Nada une as pessoas como um sentimento de desespero partilhado? Os tempos de guerra provam-no bem. A par também de episódios de mal e de egoísmo exacerbados, no seu extremo, a união reforçada, quando se vive num infortúnio comum, parece ser factual. A incerteza e o medo, que é sempre o medo da morte, esse absurdo, reduzem-nos ao mais essencial - a relação com o outro, a existência do outro. Agora, esse tempo passado, e eventualmente até num alegado processo coletivo de reaprender a convivialidade, estaremos também a limitar a comunidade entretanto criada?

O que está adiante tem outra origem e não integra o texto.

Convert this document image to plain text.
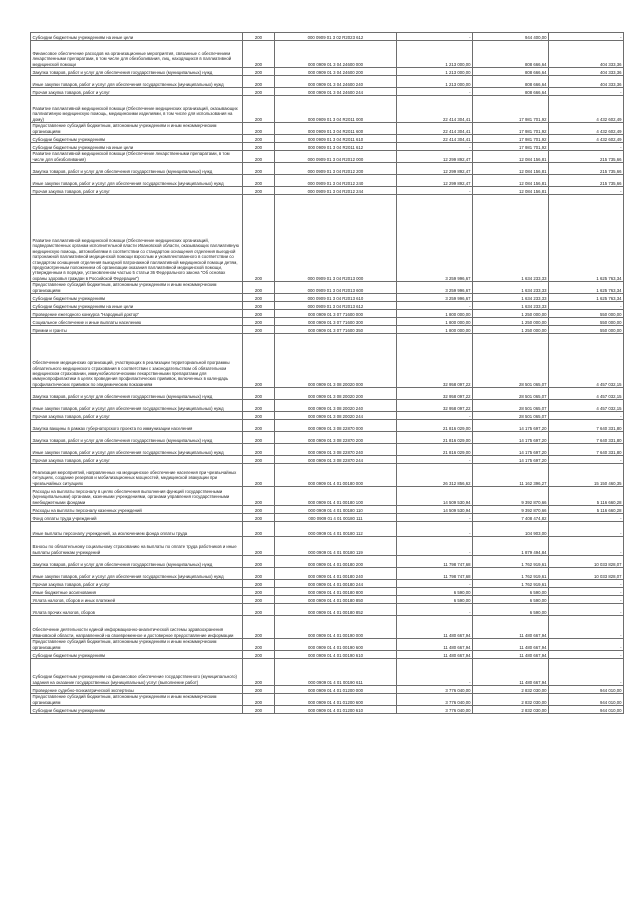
Субсидии бюджетным учреждениям на иные цели	200	000 0909 01 3 02 R2023 612	-	944 400,00	-
Финансовое обеспечение расходов на организационные мероприятия, связанные с обеспечением лекарственными препаратами, в том числе для обезболивания, лиц, находящихся в паллиативной медицинской помощи	200	000 0909 01 3 04 24600 000	1 213 000,00	808 666,64	404 333,36
Закупка товаров, работ и услуг для обеспечения государственных (муниципальных) нужд	200	000 0909 01 3 04 24600 200	1 213 000,00	808 666,64	404 333,36
Иные закупки товаров, работ и услуг для обеспечения государственных (муниципальных) нужд	200	000 0909 01 3 04 24600 240	1 213 000,00	808 666,64	404 333,36
Прочая закупка товаров, работ и услуг	200	000 0909 01 3 04 24600 244	-	808 666,64	-
Развитие паллиативной медицинской помощи (Обеспечение медицинских организаций, оказывающих паллиативную медицинскую помощь, медицинскими изделиями, в том числе для использования на дому)	200	000 0909 01 3 04 R2011 000	22 414 304,41	17 981 701,92	4 432 602,49
Предоставление субсидий бюджетным, автономным учреждениям и иным некоммерческим организациям	200	000 0909 01 3 04 R2011 600	22 414 304,41	17 981 701,92	4 432 602,49
Субсидии бюджетным учреждениям	200	000 0909 01 3 04 R2011 610	22 414 304,41	17 981 701,92	4 432 602,49
Субсидии бюджетным учреждениям на иные цели	200	000 0909 01 3 04 R2011 612	-	17 981 701,92	-
Развитие паллиативной медицинской помощи (Обеспечение лекарственными препаратами, в том числе для обезболивания)	200	000 0909 01 3 04 R2012 000	12 299 892,47	12 084 156,81	215 735,66
Закупка товаров, работ и услуг для обеспечения государственных (муниципальных) нужд	200	000 0909 01 3 04 R2012 200	12 299 892,47	12 084 156,81	215 735,66
Иные закупки товаров, работ и услуг для обеспечения государственных (муниципальных) нужд	200	000 0909 01 3 04 R2012 240	12 299 892,47	12 084 156,81	215 735,66
Прочая закупка товаров, работ и услуг	200	000 0909 01 3 04 R2012 244	-	12 084 156,81	-
Развитие паллиативной медицинской помощи (Обеспечение медицинских организаций, подведомственных органам исполнительной власти Ивановской области, оказывающих паллиативную медицинскую помощь, автомобилями в соответствии со стандартом оснащения отделения выездной патронажной паллиативной медицинской помощи взрослым и укомплектованного в соответствии со стандартом оснащения отделения выездной патронажной паллиативной медицинской помощи детям, предусмотренным положением об организации оказания паллиативной медицинской помощи, утвержденным в порядке, установленном частью 5 статьи 36 Федерального закона "Об основах охраны здоровья граждан в Российской Федерации")	200	000 0909 01 3 04 R2013 000	3 259 996,67	1 634 233,33	1 625 763,34
Предоставление субсидий бюджетным, автономным учреждениям и иным некоммерческим организациям	200	000 0909 01 3 04 R2013 600	3 259 996,67	1 634 233,33	1 625 763,34
Субсидии бюджетным учреждениям	200	000 0909 01 3 04 R2013 610	3 259 996,67	1 634 233,33	1 625 763,34
Субсидии бюджетным учреждениям на иные цели	200	000 0909 01 3 04 R2013 612	-	1 634 233,33	-
Проведение ежегодного конкурса "Народный доктор"	200	000 0909 01 3 07 71600 000	1 800 000,00	1 250 000,00	550 000,00
Социальное обеспечение и иные выплаты населению	200	000 0909 01 3 07 71600 300	1 800 000,00	1 250 000,00	550 000,00
Премии и гранты	200	000 0909 01 3 07 71600 350	1 800 000,00	1 250 000,00	550 000,00
Обеспечение медицинских организаций, участвующих в реализации территориальной программы обязательного медицинского страхования в соответствии с законодательством об обязательном медицинском страховании, иммунобиологическими лекарственными препаратами для иммунопрофилактики в целях проведения профилактических прививок, включенных в календарь профилактических прививок по эпидемическим показаниям	200	000 0909 01 3 08 20020 000	32 958 097,22	28 501 065,07	4 457 032,15
Закупка товаров, работ и услуг для обеспечения государственных (муниципальных) нужд	200	000 0909 01 3 08 20020 200	32 958 097,22	28 501 065,07	4 457 032,15
Иные закупки товаров, работ и услуг для обеспечения государственных (муниципальных) нужд	200	000 0909 01 3 08 20020 240	32 958 097,22	28 501 065,07	4 457 032,15
Прочая закупка товаров, работ и услуг	200	000 0909 01 3 08 20020 244	-	28 501 065,07	-
Закупка вакцины в рамках губернаторского проекта по иммунизации населения	200	000 0909 01 3 08 22870 000	21 816 029,00	14 175 697,20	7 640 331,80
Закупка товаров, работ и услуг для обеспечения государственных (муниципальных) нужд	200	000 0909 01 3 08 22870 200	21 816 029,00	14 175 697,20	7 640 331,80
Иные закупки товаров, работ и услуг для обеспечения государственных (муниципальных) нужд	200	000 0909 01 3 08 22870 240	21 816 029,00	14 175 697,20	7 640 331,80
Прочая закупка товаров, работ и услуг	200	000 0909 01 3 08 22870 244	-	14 175 697,20	-
Реализация мероприятий, направленных на медицинское обеспечение населения при чрезвычайных ситуациях, создание резервов и мобилизационных мощностей, медицинской эвакуации при чрезвычайных ситуациях	200	000 0909 01 4 01 00180 000	26 312 856,62	11 162 396,27	15 150 460,35
Расходы на выплаты персоналу в целях обеспечения выполнения функций государственными (муниципальными) органами, казенными учреждениями, органами управления государственными внебюджетными фондами	200	000 0909 01 4 01 00180 100	14 509 530,94	9 392 870,66	5 116 660,28
Расходы на выплаты персоналу казенных учреждений	200	000 0909 01 4 01 00180 110	14 509 530,94	9 392 870,66	5 116 660,28
Фонд оплаты труда учреждений	200	000 0909 01 4 01 00180 111	-	7 408 474,82	-
Иные выплаты персоналу учреждений, за исключением фонда оплаты труда	200	000 0909 01 4 01 00180 112	-	104 903,00	-
Взносы по обязательному социальному страхованию на выплаты по оплате труда работников и иные выплаты работникам учреждений	200	000 0909 01 4 01 00180 119	-	1 879 494,84	-
Закупка товаров, работ и услуг для обеспечения государственных (муниципальных) нужд	200	000 0909 01 4 01 00180 200	11 798 747,68	1 762 919,61	10 033 828,07
Иные закупки товаров, работ и услуг для обеспечения государственных (муниципальных) нужд	200	000 0909 01 4 01 00180 240	11 798 747,68	1 762 919,61	10 033 828,07
Прочая закупка товаров, работ и услуг	200	000 0909 01 4 01 00180 244	-	1 762 919,61	-
Иные бюджетные ассигнования	200	000 0909 01 4 01 00180 800	6 590,00	6 590,00	-
Уплата налогов, сборов и иных платежей	200	000 0909 01 4 01 00180 850	6 590,00	6 590,00	-
Уплата прочих налогов, сборов	200	000 0909 01 4 01 00180 852	-	6 590,00	-
Обеспечение деятельности единой информационно-аналитической системы здравоохранения Ивановской области, направленной на своевременное и достоверное предоставление информации	200	000 0909 01 4 01 00190 000	11 480 667,94	11 480 667,94	-
Предоставление субсидий бюджетным, автономным учреждениям и иным некоммерческим организациям	200	000 0909 01 4 01 00190 600	11 480 667,94	11 480 667,94	-
Субсидии бюджетным учреждениям	200	000 0909 01 4 01 00190 610	11 480 667,94	11 480 667,94	-
Субсидии бюджетным учреждениям на финансовое обеспечение государственного (муниципального) задания на оказание государственных (муниципальных) услуг (выполнение работ)	200	000 0909 01 4 01 00190 611	-	11 480 667,94	-
Проведение судебно-психиатрической экспертизы	200	000 0909 01 4 01 01200 000	3 776 040,00	2 832 030,00	944 010,00
Предоставление субсидий бюджетным, автономным учреждениям и иным некоммерческим организациям	200	000 0909 01 4 01 01200 600	3 776 040,00	2 832 030,00	944 010,00
Субсидии бюджетным учреждениям	200	000 0909 01 4 01 01200 610	3 776 040,00	2 832 030,00	944 010,00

O pressuposto habitual é o de que, portanto, a ideia de comunidade é necessariamente virtuosa, pressuposto cristão e não só. Mas é também possível denunciar a facilidade com que até as democracias ocidentais se tornaram opressivas de direitos individuais no período pandémico, umas com mais facilidade do que outras. "A necessidade pode muito", como já escrevia Fernão Lopes no século XIV. Essa opressão, que existiu, resultou simplesmente dos conceitos e mecanismos tradicionais de criação de ditaduras, que se resumem à ideia de excecionalidade. Tempos excecionais exigem medidas excecionais. Situações excecionais exigem lideranças e regimes excecionais. Riscos excecionais pedem um direito excecional. Portugal, aliás, como sempre o fez historicamente, seguiu simplesmente a sua linha costumeira de reduzir a liberdade e a decisão individual em favor de uma legitimidade simultaneamente comunitária e legalista, de virtuosismo inatacável. E habitualmente, a par da excecionalidade, vem também no discurso legitimador o pragmatismo, a necessidade e o respaldo científico. Nas políticas eugénicas como na resposta à Covid.

Note-se: não se discute ou aprecia o resultado ou sequer a existência de alternativas politicamente credíveis, mas apenas o processo. E deste acabou por fazer parte a valorização, até politicamente validada, de uma ideia acriticamente benévola de comunidade, funcionando como salvo-conduto para quase tudo. Ora a comunidade como bem superior é, como sabemos, um dos elementos estruturais e históricos da negação da liberdade - de todas elas, designadamente da liberdade política. Não ingenuamente, o atual discurso normalizador das relações sociais e mediáticas valoriza de forma simplificada a comunidade. Não por acaso, utilizadores de ferramentas técnicas são hoje categorizados, e de forma apreciativa, como "comunidade". A banalização e venalização do conceito ajuda apenas a reforçar a sua legitimidade ideológica. Temos a viver em nós e entre nós, como sempre, as palavras que normalmente nos destroem com as melhores intenções.